Baltimore – Great Smoky Mountains NP (12.05. - 26.05.2016)
Am Morgen des 12. Mai 2016 stehen wir früh auf. Beide sind wir nervös und fragen uns, ob wohl bei der Übernahme von Rhino im Hafen alles glatt läuft. Gibt es Komplikationen am Zoll? Wurde das Fahrzeug beschädigt? Ist noch alles drin und dran? Ist Rhino wirklich da?
Von Seabridge wurde uns für die Fahrzeugabholung Herr Müller als Begleitperson empfohlen. Er holt uns um Viertel vor sieben im Hotel ab und unterwegs zum Hafen nehmen wir noch 2 weitere Paare mit. Esther und Werner sind für 6 Monate in Nordamerika mit ihrem Camper unterwegs und D'Jo und Michel reisen für 1 Jahr mit ihrem Camper durch Nord- und Südamerika.
Im Hafen erledigen wir den Papierkram und während Herr Müller die drei Fahrzeuge abholt, plaudern wir mit den anderen Reisenden, die gleich nervös sind wie wir. So vergeht die Zeit wie im Flug und als wir Rhino erblicken ist die Erleichterung riesig.

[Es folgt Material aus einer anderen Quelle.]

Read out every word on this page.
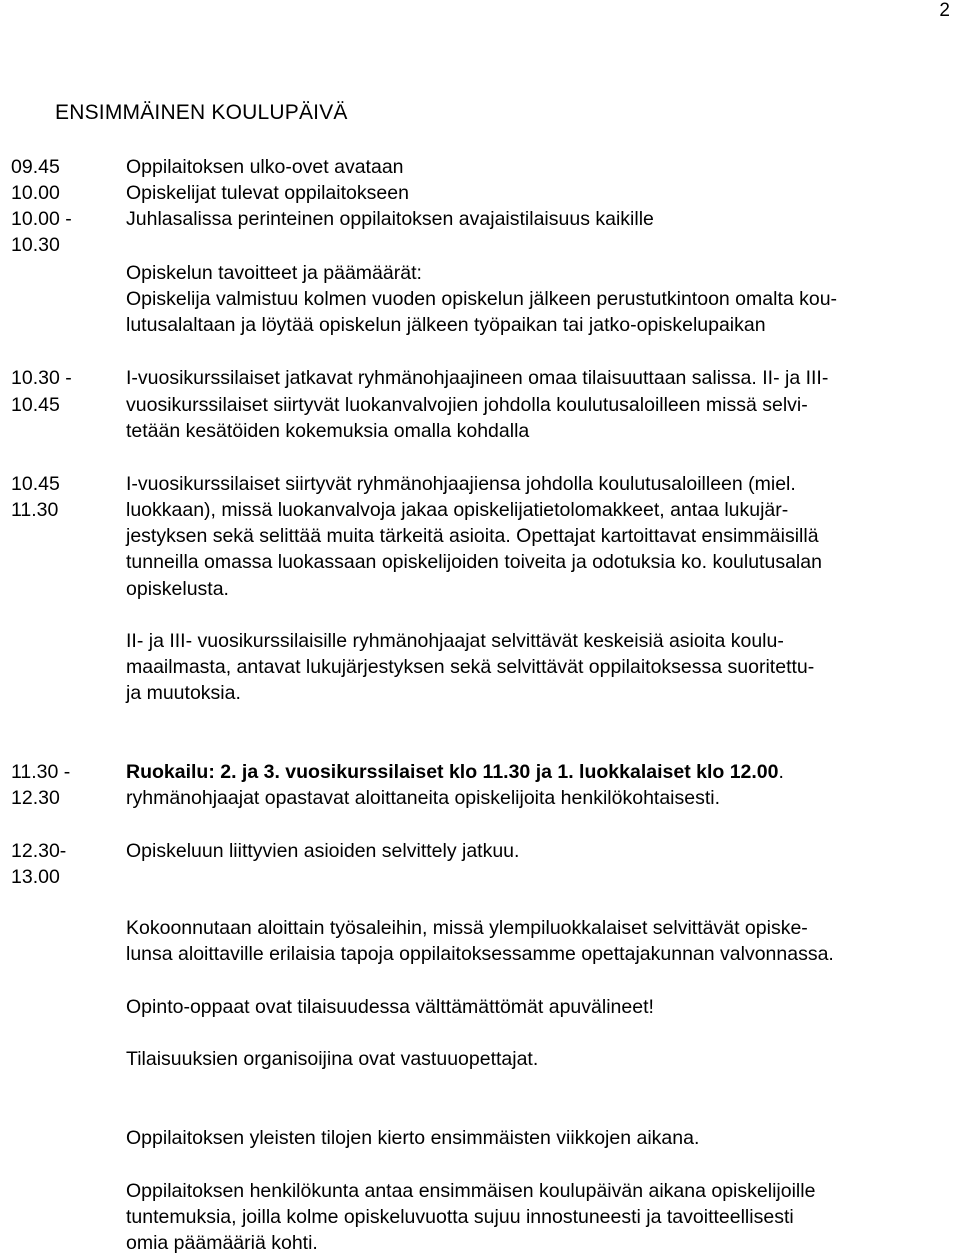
2
ENSIMMÄINEN KOULUPÄIVÄ
09.45
10.00
10.00 -
10.30
10.30 -
10.45
10.45
11.30
11.30 -
12.30
12.30-
13.00
Oppilaitoksen ulko-ovet avataan
Opiskelijat tulevat oppilaitokseen
Juhlasalissa perinteinen oppilaitoksen avajaistilaisuus kaikille
Opiskelun tavoitteet ja päämäärät:
Opiskelija valmistuu kolmen vuoden opiskelun jälkeen perustutkintoon omalta kou-
lutusalaltaan ja löytää opiskelun jälkeen työpaikan tai jatko-opiskelupaikan
I-vuosikurssilaiset jatkavat ryhmänohjaajineen omaa tilaisuuttaan salissa. II- ja III-
vuosikurssilaiset siirtyvät luokanvalvojien johdolla koulutusaloilleen missä selvi-
tetään kesätöiden kokemuksia omalla kohdalla
I-vuosikurssilaiset siirtyvät ryhmänohjaajiensa johdolla koulutusaloilleen (miel.
luokkaan), missä luokanvalvoja jakaa opiskelijatietolomakkeet, antaa lukujär-
jestyksen sekä selittää muita tärkeitä asioita. Opettajat kartoittavat ensimmäisillä
tunneilla omassa luokassaan opiskelijoiden toiveita ja odotuksia ko. koulutusalan
opiskelusta.
II- ja III- vuosikurssilaisille ryhmänohjaajat selvittävät keskeisiä asioita koulu-
maailmasta, antavat lukujärjestyksen sekä selvittävät oppilaitoksessa suoritettu-
ja muutoksia.
Ruokailu: 2. ja 3. vuosikurssilaiset klo 11.30 ja 1. luokkalaiset klo 12.00.
ryhmänohjaajat opastavat aloittaneita opiskelijoita henkilökohtaisesti.
Opiskeluun liittyvien asioiden selvittely jatkuu.
Kokoonnutaan aloittain työsaleihin, missä ylempiluokkalaiset selvittävät opiske-
lunsa aloittaville erilaisia tapoja oppilaitoksessamme opettajakunnan valvonnassa.
Opinto-oppaat ovat tilaisuudessa välttämättömät apuvälineet!
Tilaisuuksien organisoijina ovat vastuuopettajat.
Oppilaitoksen yleisten tilojen kierto ensimmäisten viikkojen aikana.
Oppilaitoksen henkilökunta antaa ensimmäisen koulupäivän aikana opiskelijoille
tuntemuksia, joilla kolme opiskeluvuotta sujuu innostuneesti ja tavoitteellisesti
omia päämääriä kohti.
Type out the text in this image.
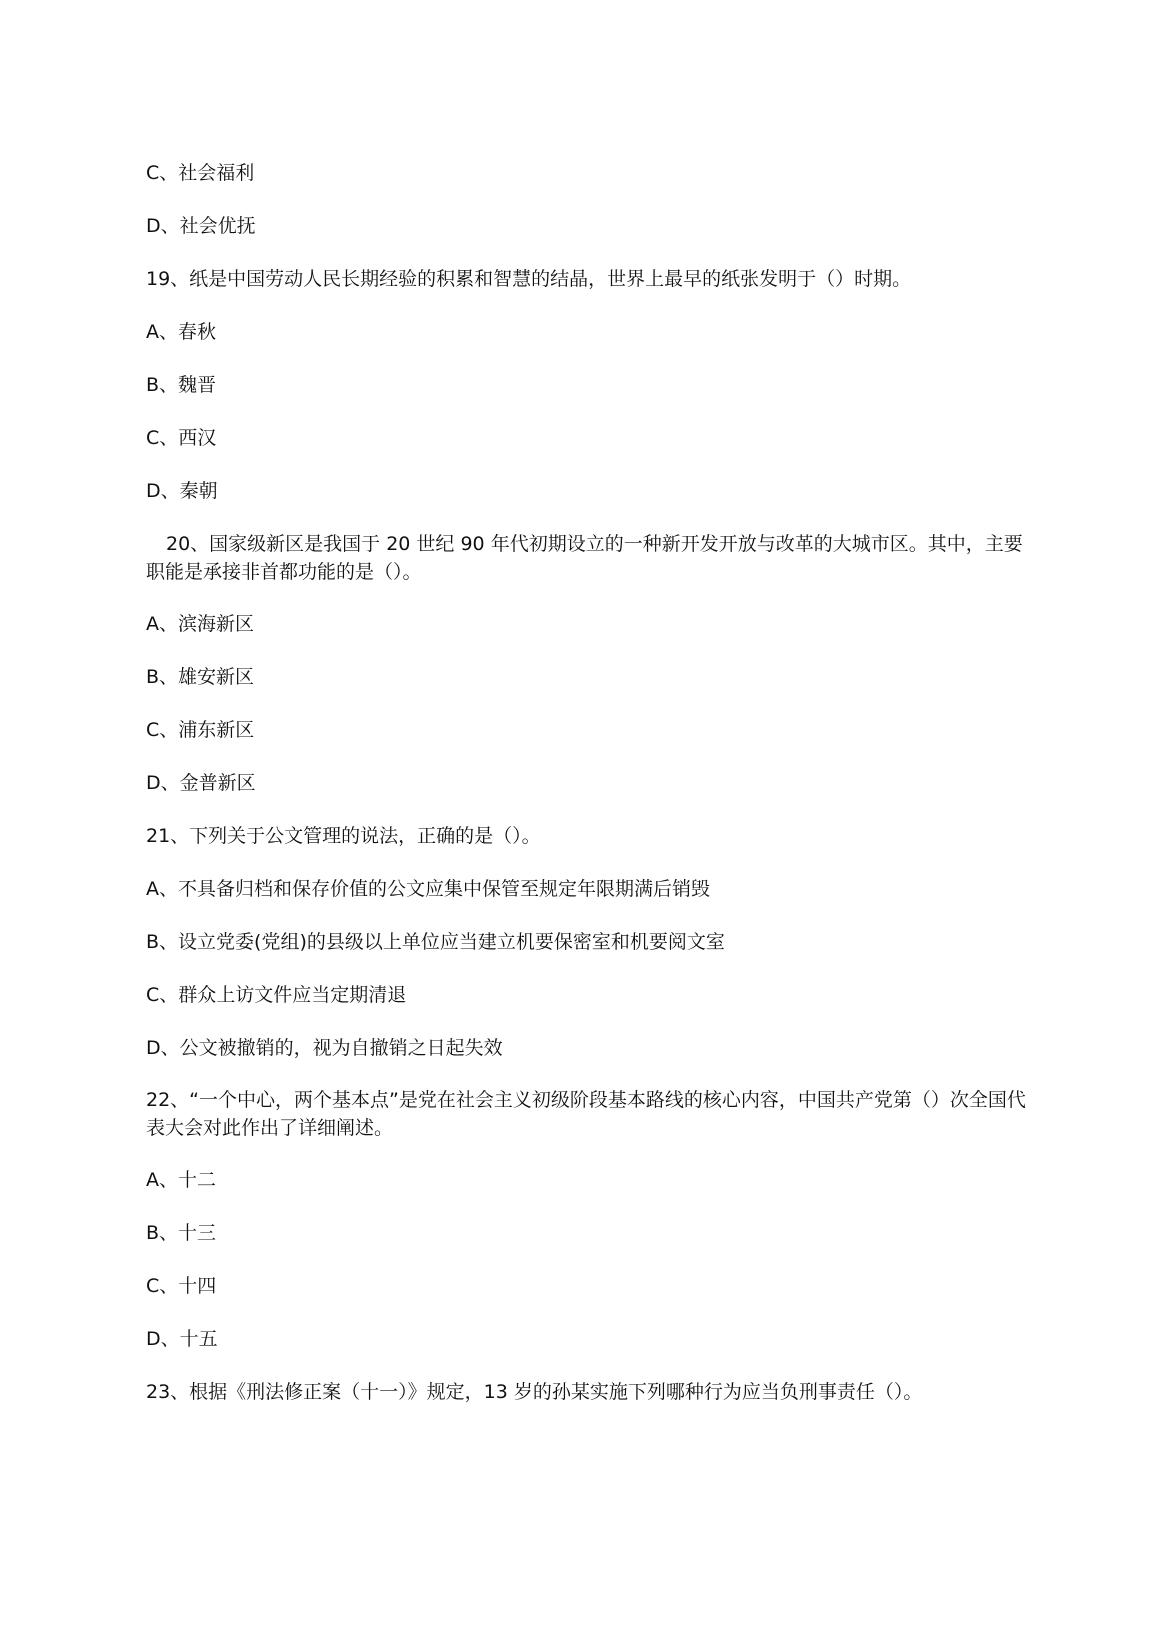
C、社会福利
D、社会优抚
19、纸是中国劳动人民长期经验的积累和智慧的结晶，世界上最早的纸张发明于（）时期。
A、春秋
B、魏晋
C、西汉
D、秦朝
20、国家级新区是我国于 20 世纪 90 年代初期设立的一种新开发开放与改革的大城市区。其中，主要职能是承接非首都功能的是（）。
A、滨海新区
B、雄安新区
C、浦东新区
D、金普新区
21、下列关于公文管理的说法，正确的是（）。
A、不具备归档和保存价值的公文应集中保管至规定年限期满后销毁
B、设立党委(党组)的县级以上单位应当建立机要保密室和机要阅文室
C、群众上访文件应当定期清退
D、公文被撤销的，视为自撤销之日起失效
22、“一个中心，两个基本点”是党在社会主义初级阶段基本路线的核心内容，中国共产党第（）次全国代表大会对此作出了详细阐述。
A、十二
B、十三
C、十四
D、十五
23、根据《刑法修正案（十一）》规定，13 岁的孙某实施下列哪种行为应当负刑事责任（）。
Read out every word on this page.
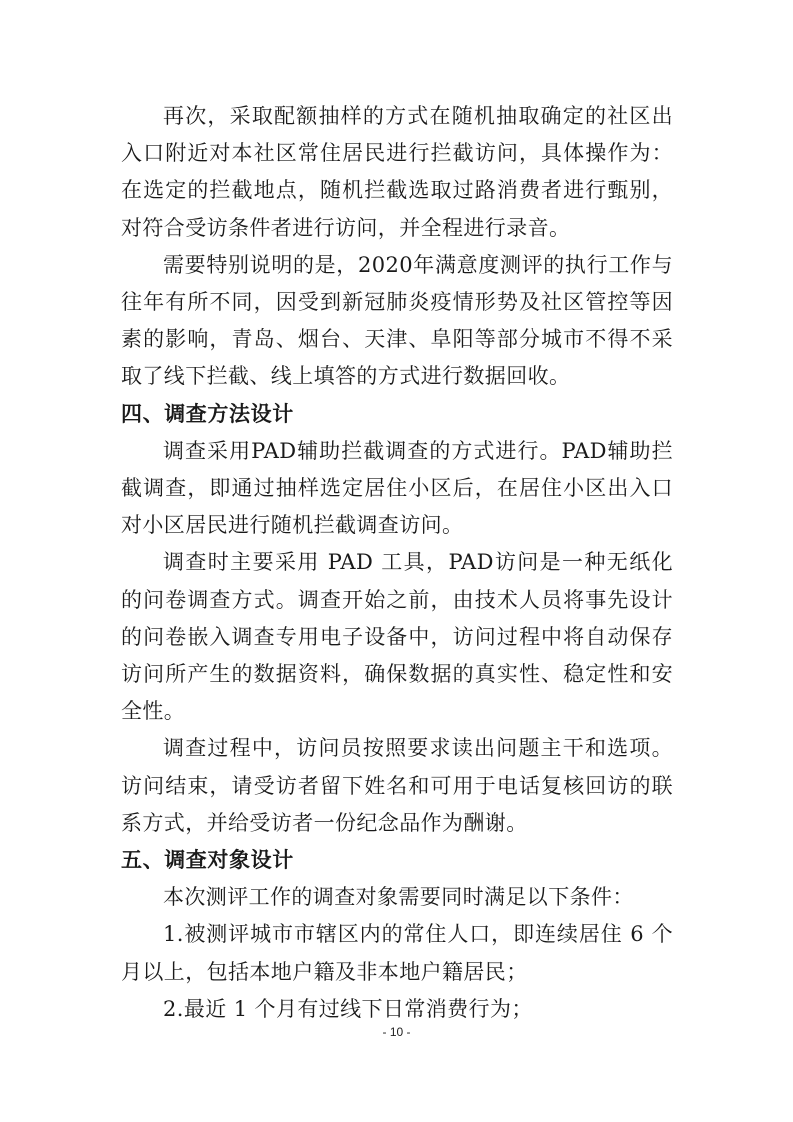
再次，采取配额抽样的方式在随机抽取确定的社区出入口附近对本社区常住居民进行拦截访问，具体操作为：在选定的拦截地点，随机拦截选取过路消费者进行甄别，对符合受访条件者进行访问，并全程进行录音。

需要特别说明的是，2020年满意度测评的执行工作与往年有所不同，因受到新冠肺炎疫情形势及社区管控等因素的影响，青岛、烟台、天津、阜阳等部分城市不得不采取了线下拦截、线上填答的方式进行数据回收。

四、调查方法设计

调查采用PAD辅助拦截调查的方式进行。PAD辅助拦截调查，即通过抽样选定居住小区后，在居住小区出入口对小区居民进行随机拦截调查访问。

调查时主要采用 PAD 工具，PAD访问是一种无纸化的问卷调查方式。调查开始之前，由技术人员将事先设计的问卷嵌入调查专用电子设备中，访问过程中将自动保存访问所产生的数据资料，确保数据的真实性、稳定性和安全性。

调查过程中，访问员按照要求读出问题主干和选项。访问结束，请受访者留下姓名和可用于电话复核回访的联系方式，并给受访者一份纪念品作为酬谢。

五、调查对象设计

本次测评工作的调查对象需要同时满足以下条件：

1.被测评城市市辖区内的常住人口，即连续居住 6 个月以上，包括本地户籍及非本地户籍居民；

2.最近 1 个月有过线下日常消费行为；

- 10 -
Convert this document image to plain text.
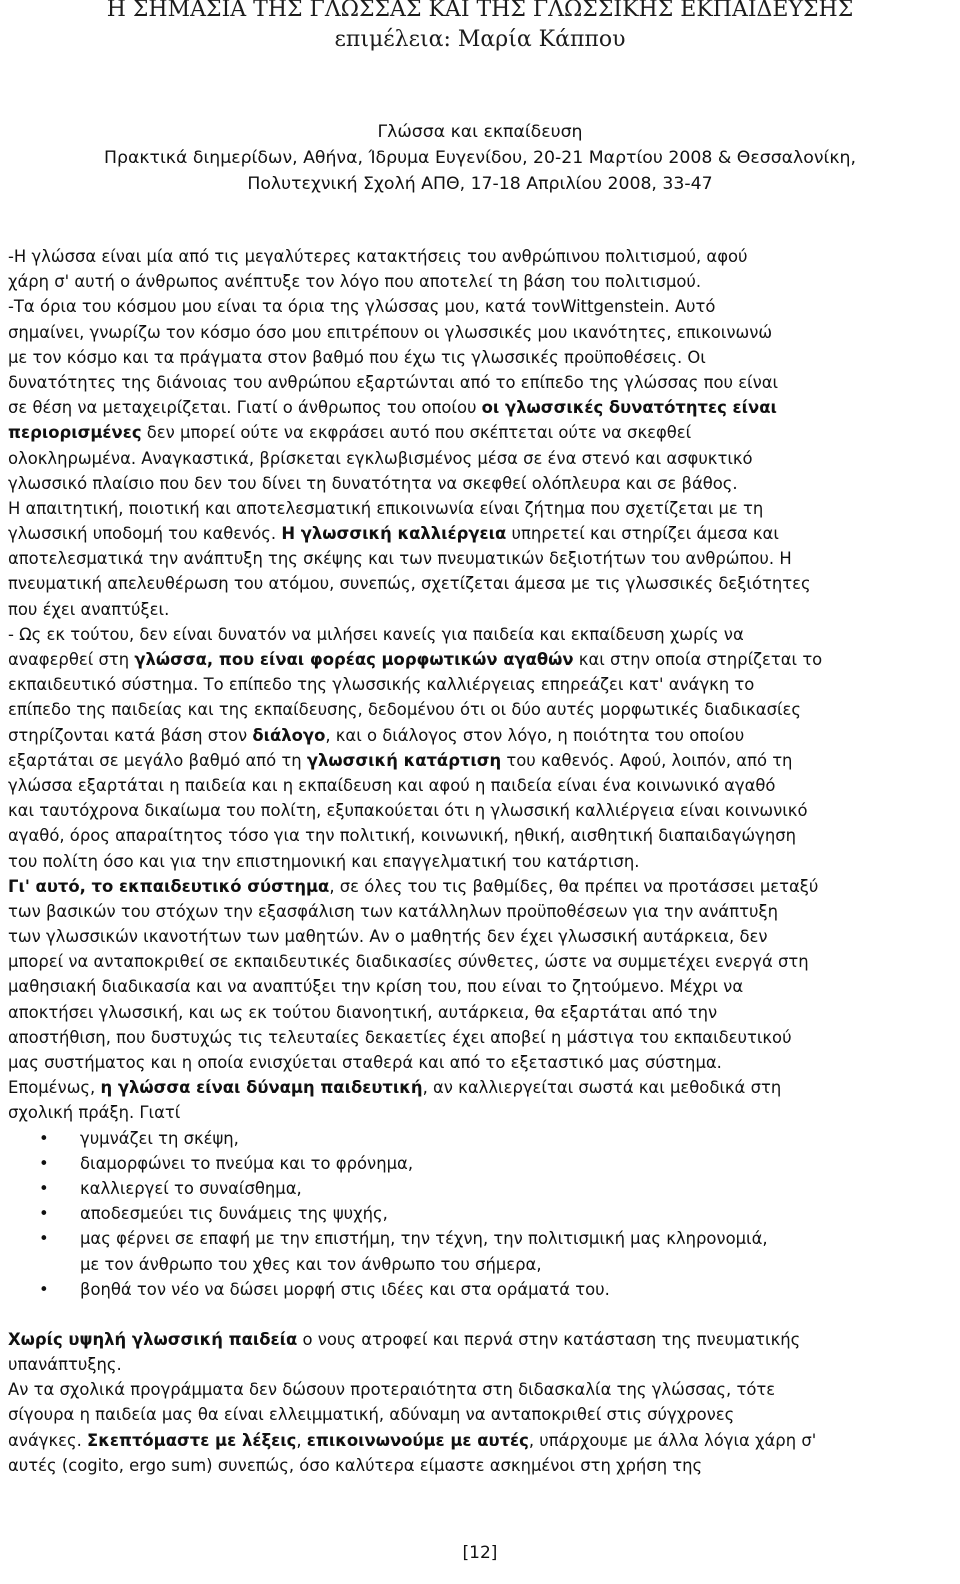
Η ΣΗΜΑΣΙΑ ΤΗΣ ΓΛΩΣΣΑΣ ΚΑΙ ΤΗΣ ΓΛΩΣΣΙΚΗΣ ΕΚΠΑΙΔΕΥΣΗΣ
επιμέλεια: Μαρία Κάππου
Γλώσσα και εκπαίδευση
Πρακτικά διημερίδων, Αθήνα, Ίδρυμα Ευγενίδου, 20-21 Μαρτίου 2008 & Θεσσαλονίκη,
Πολυτεχνική Σχολή ΑΠΘ, 17-18 Απριλίου 2008, 33-47
-Η γλώσσα είναι μία από τις μεγαλύτερες κατακτήσεις του ανθρώπινου πολιτισμού, αφού
χάρη σ' αυτή ο άνθρωπος ανέπτυξε τον λόγο που αποτελεί τη βάση του πολιτισμού.
-Τα όρια του κόσμου μου είναι τα όρια της γλώσσας μου, κατά τονWittgenstein. Αυτό
σημαίνει, γνωρίζω τον κόσμο όσο μου επιτρέπουν οι γλωσσικές μου ικανότητες, επικοινωνώ
με τον κόσμο και τα πράγματα στον βαθμό που έχω τις γλωσσικές προϋποθέσεις. Οι
δυνατότητες της διάνοιας του ανθρώπου εξαρτώνται από το επίπεδο της γλώσσας που είναι
σε θέση να μεταχειρίζεται. Γιατί ο άνθρωπος του οποίου οι γλωσσικές δυνατότητες είναι
περιορισμένες δεν μπορεί ούτε να εκφράσει αυτό που σκέπτεται ούτε να σκεφθεί
ολοκληρωμένα. Αναγκαστικά, βρίσκεται εγκλωβισμένος μέσα σε ένα στενό και ασφυκτικό
γλωσσικό πλαίσιο που δεν του δίνει τη δυνατότητα να σκεφθεί ολόπλευρα και σε βάθος.
Η απαιτητική, ποιοτική και αποτελεσματική επικοινωνία είναι ζήτημα που σχετίζεται με τη
γλωσσική υποδομή του καθενός. Η γλωσσική καλλιέργεια υπηρετεί και στηρίζει άμεσα και
αποτελεσματικά την ανάπτυξη της σκέψης και των πνευματικών δεξιοτήτων του ανθρώπου. Η
πνευματική απελευθέρωση του ατόμου, συνεπώς, σχετίζεται άμεσα με τις γλωσσικές δεξιότητες
που έχει αναπτύξει.
- Ως εκ τούτου, δεν είναι δυνατόν να μιλήσει κανείς για παιδεία και εκπαίδευση χωρίς να
αναφερθεί στη γλώσσα, που είναι φορέας μορφωτικών αγαθών και στην οποία στηρίζεται το
εκπαιδευτικό σύστημα. Το επίπεδο της γλωσσικής καλλιέργειας επηρεάζει κατ' ανάγκη το
επίπεδο της παιδείας και της εκπαίδευσης, δεδομένου ότι οι δύο αυτές μορφωτικές διαδικασίες
στηρίζονται κατά βάση στον διάλογο, και ο διάλογος στον λόγο, η ποιότητα του οποίου
εξαρτάται σε μεγάλο βαθμό από τη γλωσσική κατάρτιση του καθενός. Αφού, λοιπόν, από τη
γλώσσα εξαρτάται η παιδεία και η εκπαίδευση και αφού η παιδεία είναι ένα κοινωνικό αγαθό
και ταυτόχρονα δικαίωμα του πολίτη, εξυπακούεται ότι η γλωσσική καλλιέργεια είναι κοινωνικό
αγαθό, όρος απαραίτητος τόσο για την πολιτική, κοινωνική, ηθική, αισθητική διαπαιδαγώγηση
του πολίτη όσο και για την επιστημονική και επαγγελματική του κατάρτιση.
Γι' αυτό, το εκπαιδευτικό σύστημα, σε όλες του τις βαθμίδες, θα πρέπει να προτάσσει μεταξύ
των βασικών του στόχων την εξασφάλιση των κατάλληλων προϋποθέσεων για την ανάπτυξη
των γλωσσικών ικανοτήτων των μαθητών. Αν ο μαθητής δεν έχει γλωσσική αυτάρκεια, δεν
μπορεί να ανταποκριθεί σε εκπαιδευτικές διαδικασίες σύνθετες, ώστε να συμμετέχει ενεργά στη
μαθησιακή διαδικασία και να αναπτύξει την κρίση του, που είναι το ζητούμενο. Μέχρι να
αποκτήσει γλωσσική, και ως εκ τούτου διανοητική, αυτάρκεια, θα εξαρτάται από την
αποστήθιση, που δυστυχώς τις τελευταίες δεκαετίες έχει αποβεί η μάστιγα του εκπαιδευτικού
μας συστήματος και η οποία ενισχύεται σταθερά και από το εξεταστικό μας σύστημα.
Επομένως, η γλώσσα είναι δύναμη παιδευτική, αν καλλιεργείται σωστά και μεθοδικά στη
σχολική πράξη. Γιατί
• γυμνάζει τη σκέψη,
• διαμορφώνει το πνεύμα και το φρόνημα,
• καλλιεργεί το συναίσθημα,
• αποδεσμεύει τις δυνάμεις της ψυχής,
• μας φέρνει σε επαφή με την επιστήμη, την τέχνη, την πολιτισμική μας κληρονομιά,
με τον άνθρωπο του χθες και τον άνθρωπο του σήμερα,
• βοηθά τον νέο να δώσει μορφή στις ιδέες και στα οράματά του.
Χωρίς υψηλή γλωσσική παιδεία ο νους ατροφεί και περνά στην κατάσταση της πνευματικής
υπανάπτυξης.
Αν τα σχολικά προγράμματα δεν δώσουν προτεραιότητα στη διδασκαλία της γλώσσας, τότε
σίγουρα η παιδεία μας θα είναι ελλειμματική, αδύναμη να ανταποκριθεί στις σύγχρονες
ανάγκες. Σκεπτόμαστε με λέξεις, επικοινωνούμε με αυτές, υπάρχουμε με άλλα λόγια χάρη σ'
αυτές (cogito, ergo sum) συνεπώς, όσο καλύτερα είμαστε ασκημένοι στη χρήση της
[12]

Er ist wirklich da, ohne Schäden, alles ist noch dran und drin und am Zoll gab’s auch keine Probleme!
Wir machen Rhino startklar und schon rollen wir vom Hafen auf die I95 in Richtung Süden. Nach einem kleinen Einkauf für das Nachtessen und Volltanken fahren wir auf den Campingplatz im Greenbelt Statepark bei Washington DC. Jetzt geht es darum, Rhino auszuräumen und nach der Schifffahrt wieder reisetauglich einzuräumen. Die provisorische Abdeckung aus Holz fällt einem ersten Freudenfeuer zum Opfer und alles findet einen Platz. Das erste Nachtessen im Freien mit einem Glas Rotwein lassen wir uns besonders schmecken und wir finden bald einen tiefen Schlaf in unserem eigenen Bett.
Nach dem Auffüllen unserer Vorräte führt uns unsere Reise in Richtung Westen in den Bundesstaat Virginia. Als der Verkehr nach den vielen Grossstadtautobahnen immer weniger wird, zeigt sich zum ersten Mal seit wir in den USA sind sogar die Sonne! Rhino hat die Schiffsreise gut überstanden und steuert mit uns gleich den Shenandoah Nationalpark an.
In den 1930er Jahren wurde hier in den Appalachen als Beschäftigungsprogramm in der Wirtschaftskrise eine 105 Meilen lange Panoramastrasse gebaut und ein Nationalpark eingerichtet. Der Park bietet mit seinen Campgrounds und ca. 800 km Wanderwegen ein tolles Erholungsparadies für die nahen Grossstädte der Ostküste. Entsprechend gross ist der Andrang im Sommer und im Herbst. Es gibt viele Wildtiere und auch Schwarzbären in den Wäldern. Auf unseren Wanderungen sehen wir 3 Schwarzbären, Rotwild und verschiedene Vogelarten. Die Vegetation ist noch nicht weit fortgeschritten. Der Frühling hat erst eingesetzt und das wenige Laub in den Wäldern leuchtet hellgrün in der Sonne.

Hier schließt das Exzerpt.